第62話 籠絡 

6日後。

古都ベルンの居城。


その一室に、一人の壮年男性の映像が、宙空に浮かび上がっていた。

年齢は50歳前後。長身で筋骨たくましい体躯をしており、その頭には王冠がのせられていた。


彼の名は、イシュトヴァーン。

ヘルベティア王国の現国王である。


古都ベルンの領主であるヴェルディ伯爵は低頭しつつ、主君であるイシュトヴァーン王と会話していた。

 

イシュトヴァーン王の姿を宙空に投影しているのは、室内に置かれた水晶玉である。鮮明すぎる立体映像のせいで、対話しているヴェルディ伯爵は恐懼し、背中に流れる汗が止まらない。


王都から直接会話できるこの魔法は便利だが、時折、このような魔法装置がなければ、もう少しのんびりと過ごせるだろうに……。


利便性が、そのまま人間の幸福につながるものではないと痛感するヴェルディ伯爵だった。


「今一度、確認するが、十二罪劫王の1人・ダンタリオンを討ち取ったのは、相葉ナギなる少年というのは真か?」


イシュトヴァーン王が、ヴェルディ伯爵に問う。


「間違いないかと……」


「その証左は?」


イシュトヴァーン王が問う。


「勇者エヴァンゼリンがそう証言しております」


ヴェルディ伯爵の声が緊張で上擦る。


「ふむ……」


イシュトヴァーン王は白い顎髭をなでて沈思し、やがて口を開いた。


「その相葉ナギなる少年は何者か?」


「調査してみましたが、どうやら異界からの〈来訪者〉のようです」


「〈来訪者〉か……」


イシュトヴァーン王は得心して頷いた。その相葉ナギなる少年が〈来訪者〉ならば十二罪劫王の一角を打ち倒したのも合点がいく。

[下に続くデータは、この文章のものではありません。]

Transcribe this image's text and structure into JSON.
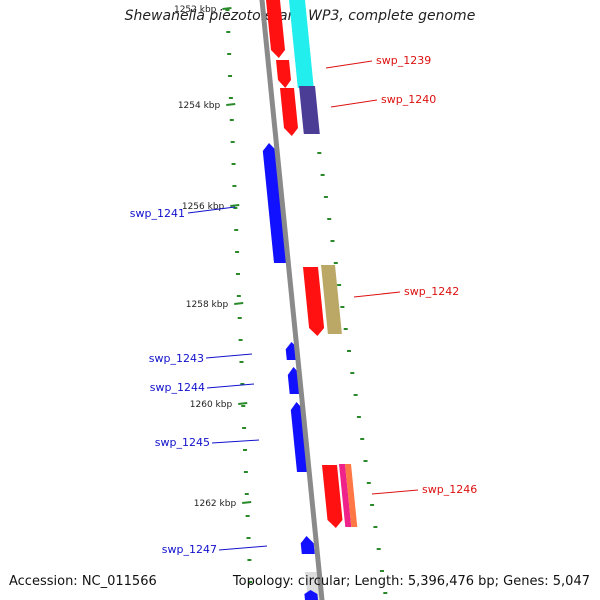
{
  "title": "Shewanella piezotolerans WP3, complete genome",
  "accession": "Accession: NC_011566",
  "summary": "Topology: circular; Length: 5,396,476 bp; Genes: 5,047",
  "colors": {
    "backbone": "#8a8a8a",
    "tick": "#2a8a2a",
    "forward_label": "#dd1111",
    "reverse_label": "#1111cc"
  },
  "scale_ticks": [
    {
      "label": "1252 kbp"
    },
    {
      "label": "1254 kbp"
    },
    {
      "label": "1256 kbp"
    },
    {
      "label": "1258 kbp"
    },
    {
      "label": "1260 kbp"
    },
    {
      "label": "1262 kbp"
    }
  ],
  "genes": [
    {
      "label": "swp_1239",
      "strand": "forward"
    },
    {
      "label": "swp_1240",
      "strand": "forward"
    },
    {
      "label": "swp_1241",
      "strand": "reverse"
    },
    {
      "label": "swp_1242",
      "strand": "forward"
    },
    {
      "label": "swp_1243",
      "strand": "reverse"
    },
    {
      "label": "swp_1244",
      "strand": "reverse"
    },
    {
      "label": "swp_1245",
      "strand": "reverse"
    },
    {
      "label": "swp_1246",
      "strand": "forward"
    },
    {
      "label": "swp_1247",
      "strand": "reverse"
    }
  ]
}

異界からの〈来訪者〉は時に人知を超越した神の如き力を有する者がいる。おそらく相葉ナギという人物のその手合いであろう。


「ヴェルディ伯爵」


「はっ」


「その相葉ナギなる人物を籠絡せよ」


「御意」


イシュトヴァーン王が命じると、ヴェルディ伯爵は低頭した。


「良いか? 決して我らに仇為す存在にしてはならぬ。金、地位、名誉、美女、あらゆるものを与え、我らの陣営に引き込め」


「誓って、陛下のご下命の通りに」


「〈来訪者〉は、キレすぎる刃物のようなものだ。扱いを間違えれば、我ら人類、亜人にとって災厄となる可能性がある」


ヴェルディ伯爵はうっそりと頭を下げる。ヴェルディ伯爵には、イシュトヴァーン王の懸念がよく分かる。

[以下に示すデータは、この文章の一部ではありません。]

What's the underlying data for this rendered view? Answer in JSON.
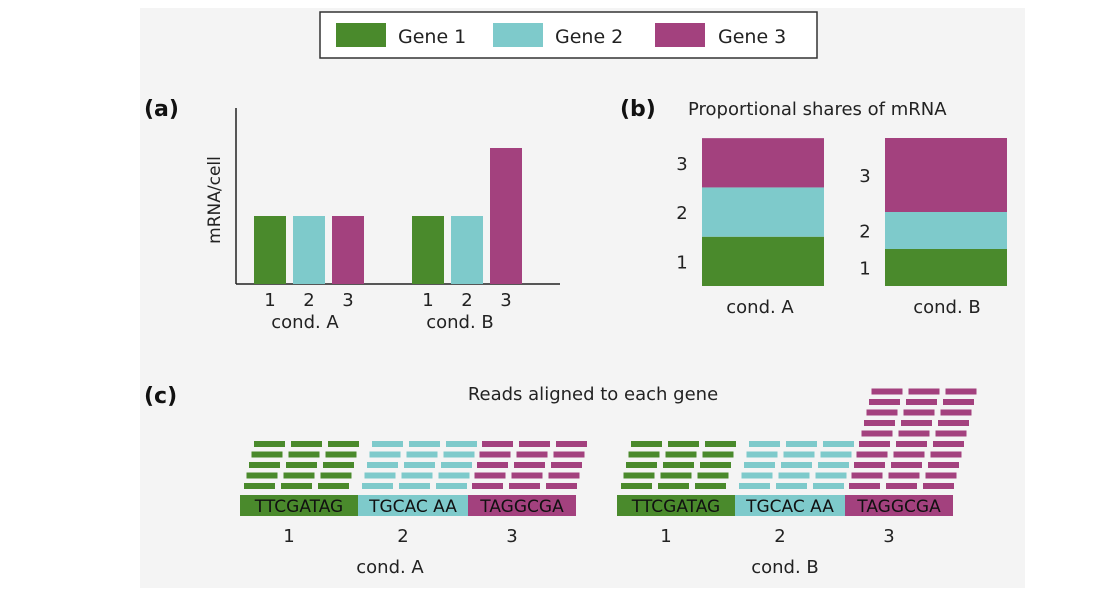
{
  "legend": {
    "items": [
      {
        "label": "Gene 1",
        "color": "#4a8a2c"
      },
      {
        "label": "Gene 2",
        "color": "#7ecacb"
      },
      {
        "label": "Gene 3",
        "color": "#a3417e"
      }
    ]
  },
  "panel_a": {
    "label": "(a)",
    "ylabel": "mRNA/cell",
    "conditions": [
      "cond. A",
      "cond. B"
    ],
    "gene_ticks": [
      "1",
      "2",
      "3"
    ]
  },
  "panel_b": {
    "label": "(b)",
    "title": "Proportional shares of mRNA",
    "conditions": [
      "cond. A",
      "cond. B"
    ],
    "gene_ticks": [
      "1",
      "2",
      "3"
    ]
  },
  "panel_c": {
    "label": "(c)",
    "title": "Reads aligned to each gene",
    "sequences": [
      "TTCGATAG",
      "TGCAC AA",
      "TAGGCGA"
    ],
    "gene_ticks": [
      "1",
      "2",
      "3"
    ],
    "conditions": [
      "cond. A",
      "cond. B"
    ]
  },
  "chart_data": [
    {
      "type": "bar",
      "ylabel": "mRNA/cell",
      "categories": [
        "cond. A",
        "cond. B"
      ],
      "series": [
        {
          "name": "Gene 1",
          "values": [
            1,
            1
          ]
        },
        {
          "name": "Gene 2",
          "values": [
            1,
            1
          ]
        },
        {
          "name": "Gene 3",
          "values": [
            1,
            2
          ]
        }
      ]
    },
    {
      "type": "bar",
      "stacked": true,
      "title": "Proportional shares of mRNA",
      "categories": [
        "cond. A",
        "cond. B"
      ],
      "series": [
        {
          "name": "Gene 1",
          "values": [
            0.333,
            0.25
          ]
        },
        {
          "name": "Gene 2",
          "values": [
            0.333,
            0.25
          ]
        },
        {
          "name": "Gene 3",
          "values": [
            0.333,
            0.5
          ]
        }
      ]
    }
  ],
  "reads": {
    "cond_a": [
      5,
      5,
      5
    ],
    "cond_b": [
      5,
      5,
      10
    ]
  }
}
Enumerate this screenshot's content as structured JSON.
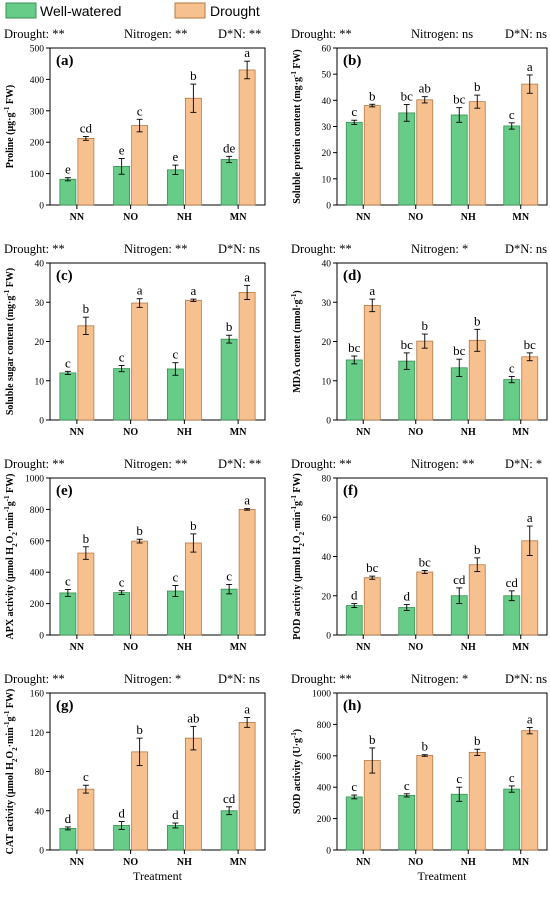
{
  "legend": {
    "items": [
      {
        "label": "Well-watered",
        "color": "#66cc88",
        "border": "#3b8f55"
      },
      {
        "label": "Drought",
        "color": "#f7c08f",
        "border": "#b27a45"
      }
    ]
  },
  "xlabel": "Treatment",
  "chart_data": [
    {
      "type": "bar",
      "panel": "(a)",
      "ylabel_parts": [
        "Proline (μg·g",
        "-1",
        " FW)"
      ],
      "ylim": [
        0,
        500
      ],
      "yticks": [
        0,
        100,
        200,
        300,
        400,
        500
      ],
      "categories": [
        "NN",
        "NO",
        "NH",
        "MN"
      ],
      "significance": [
        "Drought: **",
        "Nitrogen: **",
        "D*N: **"
      ],
      "series": [
        {
          "name": "Well-watered",
          "values": [
            82,
            123,
            112,
            145
          ],
          "errors": [
            5,
            25,
            15,
            10
          ],
          "letters": [
            "e",
            "e",
            "e",
            "de"
          ]
        },
        {
          "name": "Drought",
          "values": [
            212,
            253,
            340,
            430
          ],
          "errors": [
            6,
            20,
            45,
            28
          ],
          "letters": [
            "cd",
            "c",
            "b",
            "a"
          ]
        }
      ]
    },
    {
      "type": "bar",
      "panel": "(b)",
      "ylabel_parts": [
        "Soluble protein content (mg·g",
        "-1",
        " FW)"
      ],
      "ylim": [
        0,
        60
      ],
      "yticks": [
        0,
        10,
        20,
        30,
        40,
        50,
        60
      ],
      "categories": [
        "NN",
        "NO",
        "NH",
        "MN"
      ],
      "significance": [
        "Drought: **",
        "Nitrogen: ns",
        "D*N: ns"
      ],
      "series": [
        {
          "name": "Well-watered",
          "values": [
            31.6,
            35.2,
            34.4,
            30.2
          ],
          "errors": [
            0.8,
            3.2,
            2.8,
            1.2
          ],
          "letters": [
            "c",
            "bc",
            "bc",
            "c"
          ]
        },
        {
          "name": "Drought",
          "values": [
            38,
            40.2,
            39.5,
            46.2
          ],
          "errors": [
            0.5,
            1.2,
            2.5,
            3.5
          ],
          "letters": [
            "b",
            "ab",
            "b",
            "a"
          ]
        }
      ]
    },
    {
      "type": "bar",
      "panel": "(c)",
      "ylabel_parts": [
        "Soluble sugar content (mg·g",
        "-1",
        " FW)"
      ],
      "ylim": [
        0,
        40
      ],
      "yticks": [
        0,
        10,
        20,
        30,
        40
      ],
      "categories": [
        "NN",
        "NO",
        "NH",
        "MN"
      ],
      "significance": [
        "Drought: **",
        "Nitrogen: **",
        "D*N: ns"
      ],
      "series": [
        {
          "name": "Well-watered",
          "values": [
            12,
            13.1,
            13,
            20.6
          ],
          "errors": [
            0.4,
            0.8,
            1.6,
            1
          ],
          "letters": [
            "c",
            "c",
            "c",
            "b"
          ]
        },
        {
          "name": "Drought",
          "values": [
            24,
            29.8,
            30.5,
            32.5
          ],
          "errors": [
            2.2,
            1.1,
            0.3,
            1.8
          ],
          "letters": [
            "b",
            "a",
            "a",
            "a"
          ]
        }
      ]
    },
    {
      "type": "bar",
      "panel": "(d)",
      "ylabel_parts": [
        "MDA content (nmol·g",
        "-1",
        ")"
      ],
      "ylim": [
        0,
        40
      ],
      "yticks": [
        0,
        10,
        20,
        30,
        40
      ],
      "categories": [
        "NN",
        "NO",
        "NH",
        "MN"
      ],
      "significance": [
        "Drought: **",
        "Nitrogen: *",
        "D*N: ns"
      ],
      "series": [
        {
          "name": "Well-watered",
          "values": [
            15.3,
            15,
            13.3,
            10.3
          ],
          "errors": [
            1,
            2.1,
            2.2,
            0.8
          ],
          "letters": [
            "bc",
            "bc",
            "bc",
            "c"
          ]
        },
        {
          "name": "Drought",
          "values": [
            29.2,
            20.1,
            20.3,
            16.1
          ],
          "errors": [
            1.6,
            1.8,
            2.8,
            1
          ],
          "letters": [
            "a",
            "b",
            "b",
            "bc"
          ]
        }
      ]
    },
    {
      "type": "bar",
      "panel": "(e)",
      "ylabel_parts": [
        "APX activity (μmol H",
        "2",
        "O",
        "2",
        "·min",
        "-1",
        "g",
        "-1",
        " FW)"
      ],
      "ylabel_kinds": [
        "n",
        "sub",
        "n",
        "sub",
        "n",
        "sup",
        "n",
        "sup",
        "n"
      ],
      "ylim": [
        0,
        1000
      ],
      "yticks": [
        0,
        200,
        400,
        600,
        800,
        1000
      ],
      "categories": [
        "NN",
        "NO",
        "NH",
        "MN"
      ],
      "significance": [
        "Drought: **",
        "Nitrogen: **",
        "D*N: **"
      ],
      "series": [
        {
          "name": "Well-watered",
          "values": [
            268,
            270,
            280,
            292
          ],
          "errors": [
            22,
            12,
            35,
            30
          ],
          "letters": [
            "c",
            "c",
            "c",
            "c"
          ]
        },
        {
          "name": "Drought",
          "values": [
            522,
            598,
            586,
            800
          ],
          "errors": [
            40,
            12,
            58,
            5
          ],
          "letters": [
            "b",
            "b",
            "b",
            "a"
          ]
        }
      ]
    },
    {
      "type": "bar",
      "panel": "(f)",
      "ylabel_parts": [
        "POD activity (μmol H",
        "2",
        "O",
        "2",
        "·min",
        "-1",
        "g",
        "-1",
        " FW)"
      ],
      "ylabel_kinds": [
        "n",
        "sub",
        "n",
        "sub",
        "n",
        "sup",
        "n",
        "sup",
        "n"
      ],
      "ylim": [
        0,
        80
      ],
      "yticks": [
        0,
        20,
        40,
        60,
        80
      ],
      "categories": [
        "NN",
        "NO",
        "NH",
        "MN"
      ],
      "significance": [
        "Drought: **",
        "Nitrogen: **",
        "D*N: *"
      ],
      "series": [
        {
          "name": "Well-watered",
          "values": [
            15,
            14,
            20,
            20
          ],
          "errors": [
            1,
            1.5,
            4,
            2.5
          ],
          "letters": [
            "d",
            "d",
            "cd",
            "cd"
          ]
        },
        {
          "name": "Drought",
          "values": [
            29.2,
            32.1,
            35.8,
            48
          ],
          "errors": [
            0.8,
            0.8,
            3.5,
            7.5
          ],
          "letters": [
            "bc",
            "bc",
            "b",
            "a"
          ]
        }
      ]
    },
    {
      "type": "bar",
      "panel": "(g)",
      "ylabel_parts": [
        "CAT activity (μmol H",
        "2",
        "O",
        "2",
        "·min",
        "-1",
        "g",
        "-1",
        " FW)"
      ],
      "ylabel_kinds": [
        "n",
        "sub",
        "n",
        "sub",
        "n",
        "sup",
        "n",
        "sup",
        "n"
      ],
      "ylim": [
        0,
        160
      ],
      "yticks": [
        0,
        40,
        80,
        120,
        160
      ],
      "categories": [
        "NN",
        "NO",
        "NH",
        "MN"
      ],
      "significance": [
        "Drought: **",
        "Nitrogen: *",
        "D*N: ns"
      ],
      "series": [
        {
          "name": "Well-watered",
          "values": [
            22,
            25,
            25,
            40
          ],
          "errors": [
            1.5,
            4,
            2.5,
            4
          ],
          "letters": [
            "d",
            "d",
            "d",
            "cd"
          ]
        },
        {
          "name": "Drought",
          "values": [
            62,
            100,
            114,
            130
          ],
          "errors": [
            4,
            14,
            12,
            5
          ],
          "letters": [
            "c",
            "b",
            "ab",
            "a"
          ]
        }
      ]
    },
    {
      "type": "bar",
      "panel": "(h)",
      "ylabel_parts": [
        "SOD activity (U·g",
        "-1",
        ")"
      ],
      "ylim": [
        0,
        1000
      ],
      "yticks": [
        0,
        200,
        400,
        600,
        800,
        1000
      ],
      "categories": [
        "NN",
        "NO",
        "NH",
        "MN"
      ],
      "significance": [
        "Drought: **",
        "Nitrogen: *",
        "D*N: ns"
      ],
      "series": [
        {
          "name": "Well-watered",
          "values": [
            338,
            348,
            355,
            388
          ],
          "errors": [
            12,
            10,
            45,
            20
          ],
          "letters": [
            "c",
            "c",
            "c",
            "c"
          ]
        },
        {
          "name": "Drought",
          "values": [
            570,
            602,
            622,
            760
          ],
          "errors": [
            80,
            5,
            20,
            20
          ],
          "letters": [
            "b",
            "b",
            "b",
            "a"
          ]
        }
      ]
    }
  ]
}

かつて多くの来訪者が、このフォルセンティアという惑星にきた。善良なる者もいた。大いなる文化、芸術を与えてくれた存在もいた。


だが、巨大な災厄を為す者も、また存在した。


力をもった〈来訪者〉は、下手をすれば国家を崩壊に追い込む程の災厄をもたらす。


「で、今、その相葉ナギとやらは、どうしておる?」


「今は我が居城に滞在中にございます」


「よかろう。ならば全て卿の機知に任せる。もし相葉ナギが我らに益する存在ならば厚く庇護せよ。もし、害悪となる者ならば、秘密裏に抹殺するのだ」


イシュトヴァーン王が言い終わると同時に映像が消えた。ヴェルディ伯爵は、主君の映像が消えた10秒後に低頭した頭を上げた。

そして大きく息を吐き出し、額の汗を拭った。


(簡単にいって下さるものよ)


と、ヴェルディ伯爵は嘆息した。


卿の機知に任せるとは、「全てお前の責任において処理しろ」、ということだ。〈幻妖の迷宮〉侵攻作戦の後始末だけでも大変だというのに、また厄介な仕事が増えた。


そもそも、十二罪劫王の1人・ダンタリオンを倒した相葉ナギを秘密裏に抹殺など、そう易々と出来るものか。


なんとかして、うまく相葉ナギを勇者のパーティーメンバーに加えさせ、魔神軍と戦わせるように仕向けねばならぬ。


ヴェルディ伯爵は、こめかみを揉むと部屋を後にした。